Bugnon André · Nationalrat · 2012-12-12
Bugnon André · Nationalrat · Waadt · Fraktion der Schweizerischen Volkspartei · 2012-12-12
Wortprotokoll
Je déclare tout d'abord mes intérêts. Comme Monsieur Poggia - il s'est exprimé hier -, je suis simple soldat. Je n'ai donc pas de casquette de colonel à porter, comme dans la chanson de Brel, où ce brave colonel attend dans "fort de Belonzio qui domine la plaine d'où l'ennemi viendra", qui le fera héros. L'ennemi ne viendra jamais, il ne sera jamais héros, mais il aura quand même servi son pays pour ce qui est de la sécurité.
Il ne fait aucun doute que le Groupe pour une Suisse sans armée - son nom l'indique d'ailleurs - n'a qu'un objectif: c'est justement celui de supprimer l'armée suisse. Comme il n'y arrive pas directement, il le fait de façon indirecte, en déposant cette initiative populaire pour supprimer l'obligation de servir et pour la remplacer par un engagement volontaire, tant dans le service militaire que dans le service civil. C'est donc un premier pas qui va dans le sens de la suppression de l'armée.
Pourquoi doit-on maintenir une sécurité armée? Cela a déjà été dit par beaucoup de mes préopinants. Il y a selon moi deux éléments importants pour assurer notre sécurité et notre survie. Le premier élément est la sécurité alimentaire. En effet, si la population n'a plus rien à manger, il n'y a pas grand-chose d'autre qui fonctionne. Pour assurer la sécurité alimentaire, il faut une agriculture indigène digne de ce nom, qui permet justement, en cas de dégradation de la situation internationale, de nourrir la population.
Le deuxième élément, qui est aussi très important, c'est la sécurité militaire.
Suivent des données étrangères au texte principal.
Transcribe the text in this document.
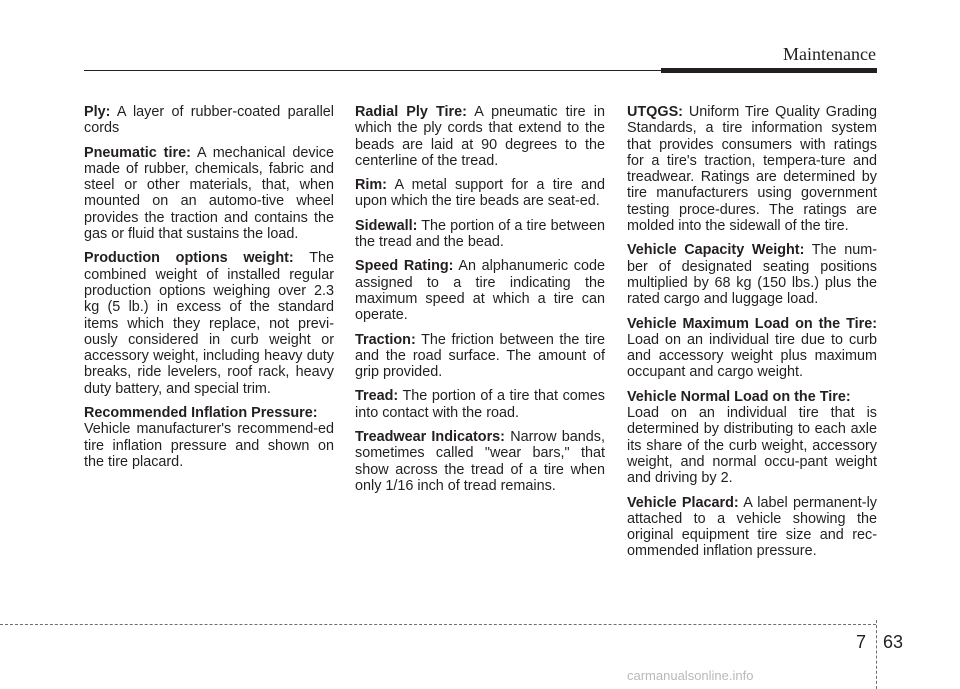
Maintenance

Ply: A layer of rubber-coated parallel cords

Pneumatic tire: A mechanical device made of rubber, chemicals, fabric and steel or other materials, that, when mounted on an automo-tive wheel provides the traction and contains the gas or fluid that sustains the load.

Production options weight: The combined weight of installed regular production options weighing over 2.3 kg (5 lb.) in excess of the standard items which they replace, not previ-ously considered in curb weight or accessory weight, including heavy duty breaks, ride levelers, roof rack, heavy duty battery, and special trim.

Recommended Inflation Pressure:
Vehicle manufacturer's recommend-ed tire inflation pressure and shown on the tire placard.

Radial Ply Tire: A pneumatic tire in which the ply cords that extend to the beads are laid at 90 degrees to the centerline of the tread.

Rim: A metal support for a tire and upon which the tire beads are seat-ed.

Sidewall: The portion of a tire between the tread and the bead.

Speed Rating: An alphanumeric code assigned to a tire indicating the maximum speed at which a tire can operate.

Traction: The friction between the tire and the road surface. The amount of grip provided.

Tread: The portion of a tire that comes into contact with the road.

Treadwear Indicators: Narrow bands, sometimes called "wear bars," that show across the tread of a tire when only 1/16 inch of tread remains.

UTQGS: Uniform Tire Quality Grading Standards, a tire information system that provides consumers with ratings for a tire's traction, tempera-ture and treadwear. Ratings are determined by tire manufacturers using government testing proce-dures. The ratings are molded into the sidewall of the tire.

Vehicle Capacity Weight: The num-ber of designated seating positions multiplied by 68 kg (150 lbs.) plus the rated cargo and luggage load.

Vehicle Maximum Load on the Tire: Load on an individual tire due to curb and accessory weight plus maximum occupant and cargo weight.

Vehicle Normal Load on the Tire:
Load on an individual tire that is determined by distributing to each axle its share of the curb weight, accessory weight, and normal occu-pant weight and driving by 2.

Vehicle Placard: A label permanent-ly attached to a vehicle showing the original equipment tire size and rec-ommended inflation pressure.

7 63
carmanualsonline.info
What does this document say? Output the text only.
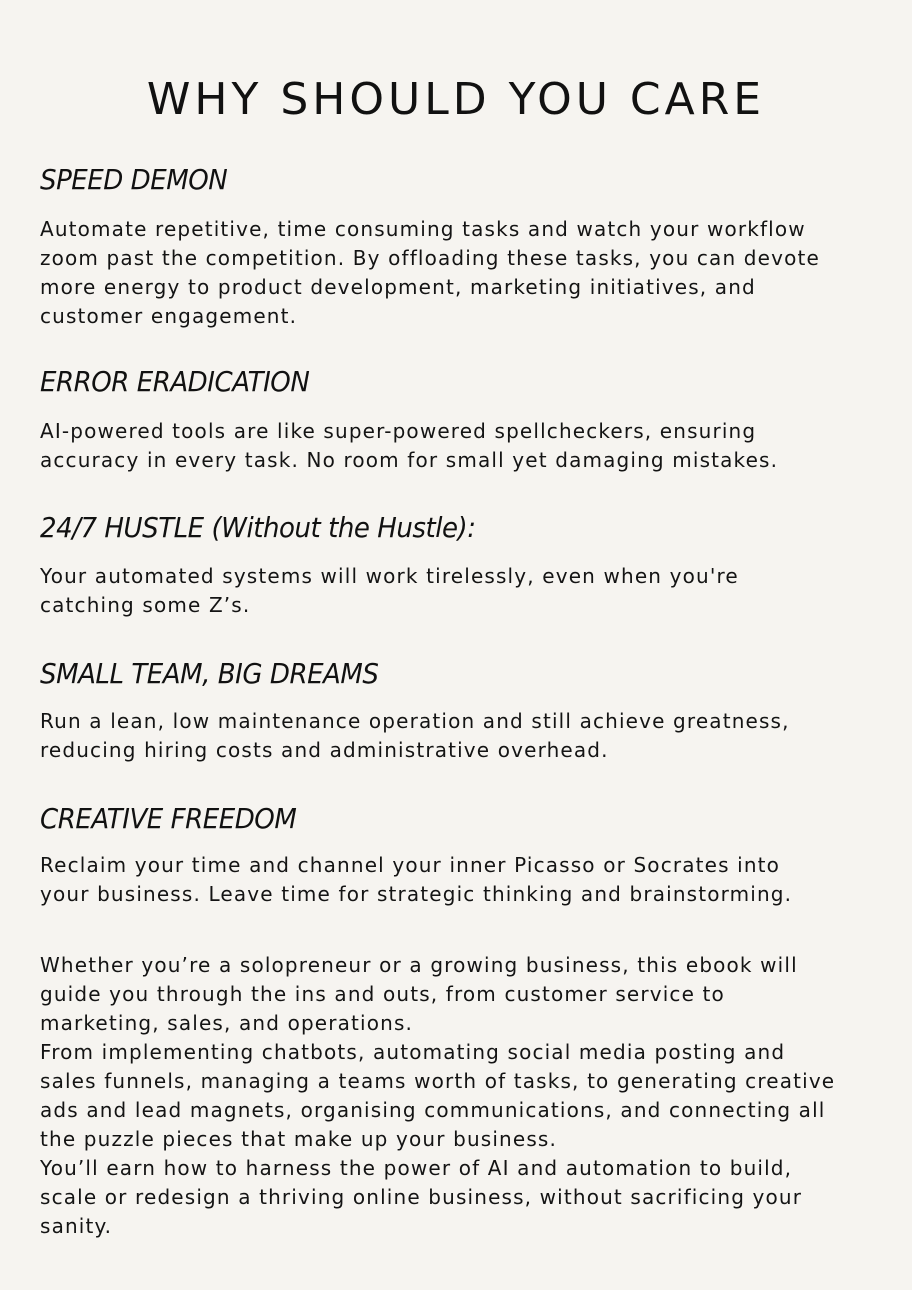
WHY SHOULD YOU CARE
SPEED DEMON

Automate repetitive, time consuming tasks and watch your workflow
zoom past the competition. By offloading these tasks, you can devote
more energy to product development, marketing initiatives, and
customer engagement.

ERROR ERADICATION

AI-powered tools are like super-powered spellcheckers, ensuring
accuracy in every task. No room for small yet damaging mistakes.

24/7 HUSTLE (Without the Hustle):

Your automated systems will work tirelessly, even when you're
catching some Z’s.

SMALL TEAM, BIG DREAMS

Run a lean, low maintenance operation and still achieve greatness,
reducing hiring costs and administrative overhead.

CREATIVE FREEDOM

Reclaim your time and channel your inner Picasso or Socrates into
your business. Leave time for strategic thinking and brainstorming.

Whether you’re a solopreneur or a growing business, this ebook will
guide you through the ins and outs, from customer service to
marketing, sales, and operations.
From implementing chatbots, automating social media posting and
sales funnels, managing a teams worth of tasks, to generating creative
ads and lead magnets, organising communications, and connecting all
the puzzle pieces that make up your business.
You’ll earn how to harness the power of AI and automation to build,
scale or redesign a thriving online business, without sacrificing your
sanity.
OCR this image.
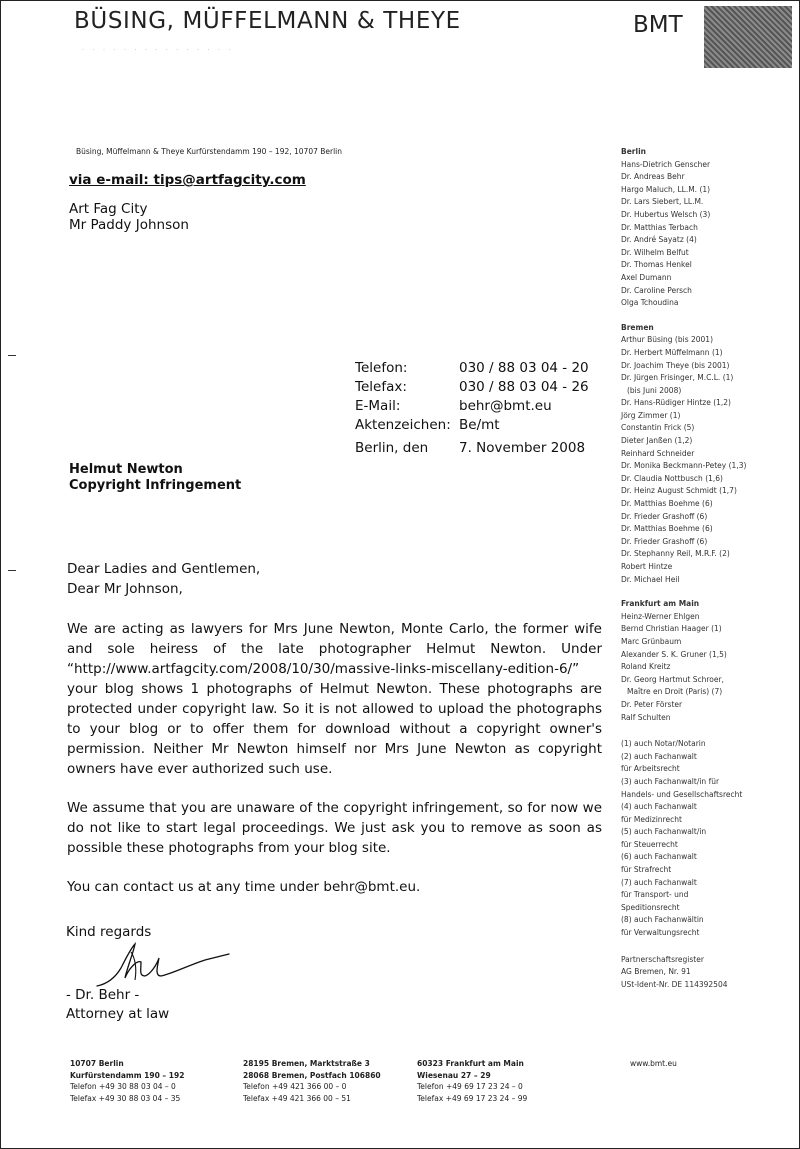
BÜSING, MÜFFELMANN & THEYE	BMT
· · · · · · · · · · · · · · ·
Büsing, Müffelmann & Theye Kurfürstendamm 190 – 192, 10707 Berlin
via e-mail: tips@artfagcity.com
Art Fag City
Mr Paddy Johnson
Telefon:	030 / 88 03 04 - 20
Telefax:	030 / 88 03 04 - 26
E-Mail:	behr@bmt.eu
Aktenzeichen: Be/mt
Berlin, den	7. November 2008
Helmut Newton
Copyright Infringement

Dear Ladies and Gentlemen,
Dear Mr Johnson,

We are acting as lawyers for Mrs June Newton, Monte Carlo, the former wife and sole heiress of the late photographer Helmut Newton. Under “http://www.artfagcity.com/2008/10/30/massive-links-miscellany-edition-6/” your blog shows 1 photographs of Helmut Newton. These photographs are protected under copyright law. So it is not allowed to upload the photographs to your blog or to offer them for download without a copyright owner's permission. Neither Mr Newton himself nor Mrs June Newton as copyright owners have ever authorized such use.

We assume that you are unaware of the copyright infringement, so for now we do not like to start legal proceedings. We just ask you to remove as soon as possible these photographs from your blog site.

You can contact us at any time under behr@bmt.eu.

Kind regards
- Dr. Behr -
Attorney at law
Berlin
Hans-Dietrich Genscher
Dr. Andreas Behr
Hargo Maluch, LL.M. (1)
Dr. Lars Siebert, LL.M.
Dr. Hubertus Welsch (3)
Dr. Matthias Terbach
Dr. André Sayatz (4)
Dr. Wilhelm Belfut
Dr. Thomas Henkel
Axel Dumann
Dr. Caroline Persch
Olga Tchoudina
Bremen
Arthur Büsing (bis 2001)
Dr. Herbert Müffelmann (1)
Dr. Joachim Theye (bis 2001)
Dr. Jürgen Frisinger, M.C.L. (1)
(bis Juni 2008)
Dr. Hans-Rüdiger Hintze (1,2)
Jörg Zimmer (1)
Constantin Frick (5)
Dieter Janßen (1,2)
Reinhard Schneider
Dr. Monika Beckmann-Petey (1,3)
Dr. Claudia Nottbusch (1,6)
Dr. Heinz August Schmidt (1,7)
Dr. Matthias Boehme (6)
Dr. Frieder Grashoff (6)
Dr. Matthias Boehme (6)
Dr. Frieder Grashoff (6)
Dr. Stephanny Reil, M.R.F. (2)
Robert Hintze
Dr. Michael Heil
Frankfurt am Main
Heinz-Werner Ehlgen
Bernd Christian Haager (1)
Marc Grünbaum
Alexander S. K. Gruner (1,5)
Roland Kreitz
Dr. Georg Hartmut Schroer,
Maître en Droit (Paris) (7)
Dr. Peter Förster
Ralf Schulten
(1) auch Notar/Notarin
(2) auch Fachanwalt
für Arbeitsrecht
(3) auch Fachanwalt/in für
Handels- und Gesellschaftsrecht
(4) auch Fachanwalt
für Medizinrecht
(5) auch Fachanwalt/in
für Steuerrecht
(6) auch Fachanwalt
für Strafrecht
(7) auch Fachanwalt
für Transport- und
Speditionsrecht
(8) auch Fachanwältin
für Verwaltungsrecht
Partnerschaftsregister
AG Bremen, Nr. 91
USt-Ident-Nr. DE 114392504
10707 Berlin
Kurfürstendamm 190 – 192
Telefon +49 30 88 03 04 – 0
Telefax +49 30 88 03 04 – 35
28195 Bremen, Marktstraße 3
28068 Bremen, Postfach 106860
Telefon +49 421 366 00 – 0
Telefax +49 421 366 00 – 51
60323 Frankfurt am Main
Wiesenau 27 – 29
Telefon +49 69 17 23 24 – 0
Telefax +49 69 17 23 24 – 99
www.bmt.eu
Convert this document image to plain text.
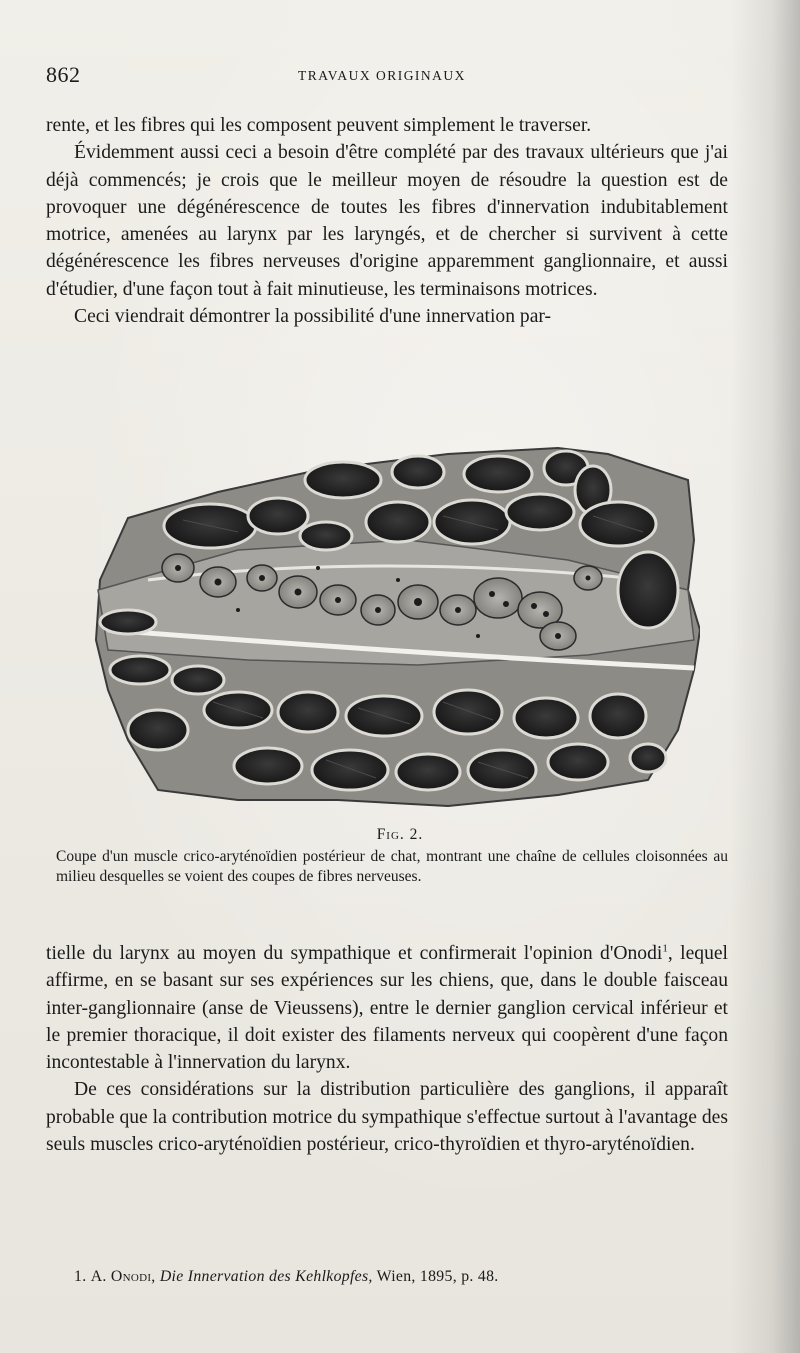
862	TRAVAUX ORIGINAUX

rente, et les fibres qui les composent peuvent simplement le traverser.

Évidemment aussi ceci a besoin d'être complété par des travaux ultérieurs que j'ai déjà commencés; je crois que le meilleur moyen de résoudre la question est de provoquer une dégénérescence de toutes les fibres d'innervation indubitablement motrice, amenées au larynx par les laryngés, et de chercher si survivent à cette dégénérescence les fibres nerveuses d'origine apparemment ganglionnaire, et aussi d'étudier, d'une façon tout à fait minutieuse, les terminaisons motrices.

Ceci viendrait démontrer la possibilité d'une innervation par-

Fig. 2.
Coupe d'un muscle crico-aryténoïdien postérieur de chat, montrant une chaîne de cellules cloisonnées au milieu desquelles se voient des coupes de fibres nerveuses.

tielle du larynx au moyen du sympathique et confirmerait l'opinion d'Onodi$^1$, lequel affirme, en se basant sur ses expériences sur les chiens, que, dans le double faisceau inter-ganglionnaire (anse de Vieussens), entre le dernier ganglion cervical inférieur et le premier thoracique, il doit exister des filaments nerveux qui coopèrent d'une façon incontestable à l'innervation du larynx.

De ces considérations sur la distribution particulière des ganglions, il apparaît probable que la contribution motrice du sympathique s'effectue surtout à l'avantage des seuls muscles crico-aryténoïdien postérieur, crico-thyroïdien et thyro-aryténoïdien.

1. A. Onodi, Die Innervation des Kehlkopfes, Wien, 1895, p. 48.
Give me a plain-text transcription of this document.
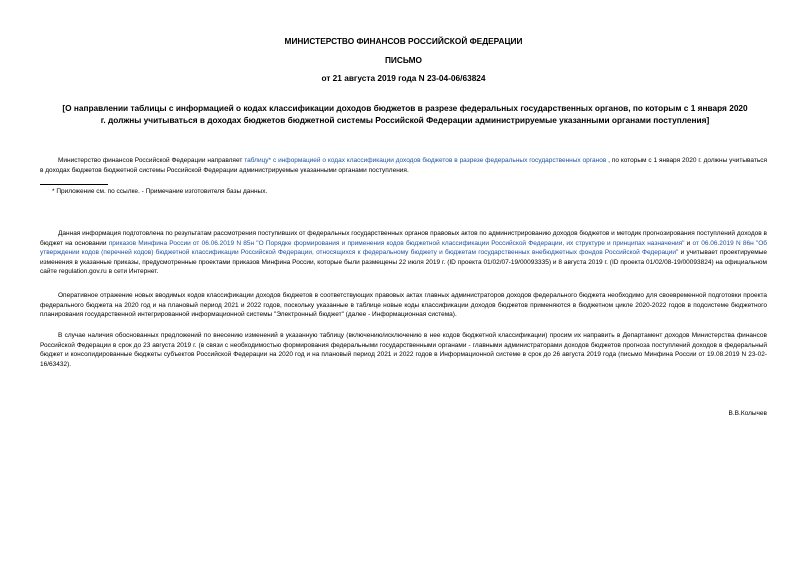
МИНИСТЕРСТВО ФИНАНСОВ РОССИЙСКОЙ ФЕДЕРАЦИИ
ПИСЬМО
от 21 августа 2019 года N 23-04-06/63824
[О направлении таблицы с информацией о кодах классификации доходов бюджетов в разрезе федеральных государственных органов, по которым с 1 января 2020 г. должны учитываться в доходах бюджетов бюджетной системы Российской Федерации администрируемые указанными органами поступления]
Министерство финансов Российской Федерации направляет таблицу* с информацией о кодах классификации доходов бюджетов в разрезе федеральных государственных органов , по которым с 1 января 2020 г. должны учитываться в доходах бюджетов бюджетной системы Российской Федерации администрируемые указанными органами поступления.
* Приложение см. по ссылке. - Примечание изготовителя базы данных.
Данная информация подготовлена по результатам рассмотрения поступивших от федеральных государственных органов правовых актов по администрированию доходов бюджетов и методик прогнозирования поступлений доходов в бюджет на основании приказов Минфина России от 06.06.2019 N 85н "О Порядке формирования и применения кодов бюджетной классификации Российской Федерации, их структуре и принципах назначения" и от 06.06.2019 N 86н "Об утверждении кодов (перечней кодов) бюджетной классификации Российской Федерации, относящихся к федеральному бюджету и бюджетам государственных внебюджетных фондов Российской Федерации" и учитывает проектируемые изменения в указанные приказы, предусмотренные проектами приказов Минфина России, которые были размещены 22 июля 2019 г. (ID проекта 01/02/07-19/00093335) и 8 августа 2019 г. (ID проекта 01/02/08-19/00093824) на официальном сайте regulation.gov.ru в сети Интернет.
Оперативное отражение новых вводимых кодов классификации доходов бюджетов в соответствующих правовых актах главных администраторов доходов федерального бюджета необходимо для своевременной подготовки проекта федерального бюджета на 2020 год и на плановый период 2021 и 2022 годов, поскольку указанные в таблице новые коды классификации доходов бюджетов применяются в бюджетном цикле 2020-2022 годов в подсистеме бюджетного планирования государственной интегрированной информационной системы "Электронный бюджет" (далее - Информационная система).
В случае наличия обоснованных предложений по внесению изменений в указанную таблицу (включению/исключению в нее кодов бюджетной классификации) просим их направить в Департамент доходов Министерства финансов Российской Федерации в срок до 23 августа 2019 г. (в связи с необходимостью формирования федеральными государственными органами - главными администраторами доходов бюджетов прогноза поступлений доходов в федеральный бюджет и консолидированные бюджеты субъектов Российской Федерации на 2020 год и на плановый период 2021 и 2022 годов в Информационной системе в срок до 26 августа 2019 года (письмо Минфина России от 19.08.2019 N 23-02-16/63432).
В.В.Колычев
Un dicton dit que dans un pays qui n'a pas d'armée, c'est toujours l'armée d'un autre pays qui arrive. Cela montre bien que s'il n'y a pas quelqu'un pour assurer notre sécurité, cela donne des envies à quelqu'un d'autre de venir. Donc le deuxième élément pour assurer la paix, sa tranquillité, sa sécurité, c'est la sécurité armée.
Le projet de supprimer l'obligation de servir va évidemment conduire à une diminution de la force armée et à une diminution de notre sécurité. Ceux qui, hier, ont dit que la situation et les risques actuels ne sont plus ceux de 1950 ont tout à fait raison. D'ailleurs, l'armée suisse s'est adaptée à cette évolution au niveau du renseignement, ou en matière d'interventions pour la guerre urbaine. J'ai ainsi vu des entraînements de notre armée de milice. Elle fait des choses extraordinaires. Il faut bien sûr continuer de travailler dans ce sens-là, à savoir améliorer encore le plus possible nos services de renseignement, améliorer notre matériel et notre formation contre le risque de guérilla et en relation avec les contraintes de la guerre moderne.
Mais il faut maintenir une armée de base pour assurer notre sécurité. C'est clair! Quelqu'un a dit: "Ce n'est pas un pays voisin qui va nous envahir." Bien sûr que nous n'allons pas être envahis par un pays voisin. Ce n'est plus le cas maintenant, mais il faut voir ce qui se passe maintenant sur le plan international. On ne peut pas garantir une paix éternelle - on sait très bien qu'on ne vit pas dans un monde de paix -, un monde d'amour et de paix, même si ce serait souhaitable. Et on voit tout ce qui se passe au sud de la Méditerranée, voire plus loin, où des mouvements radicaux, ou extrémistes, prennent de plus en plus le pouvoir. Cela démontre bien qu'on n'a aucune garantie d'avoir une sécurité à long terme. Et qu'est-ce qui donne justement une certaine garantie? C'est la présence armée, c'est le fait que les pays européens ont justement une sécurité armée qui retient d'éventuelles personnes de vouloir profiter de notre naïveté pour envahir les pays européens et la Suisse en même temps.
Et, dans ce cadre-là, le premier rôle que joue l'armée, c'est un rôle de dissuasion - elle joue donc parfaitement son rôle; et puis son deuxième rôle, en cas de perturbation de la situation internationale, c'est celui d'assurer notre défense et notre sécurité.
Il faut donc rejeter toutes les propositions de minorité et soutenir la proposition de la majorité, à savoir recommander au peuple et aux cantons de rejeter cette initiative populaire.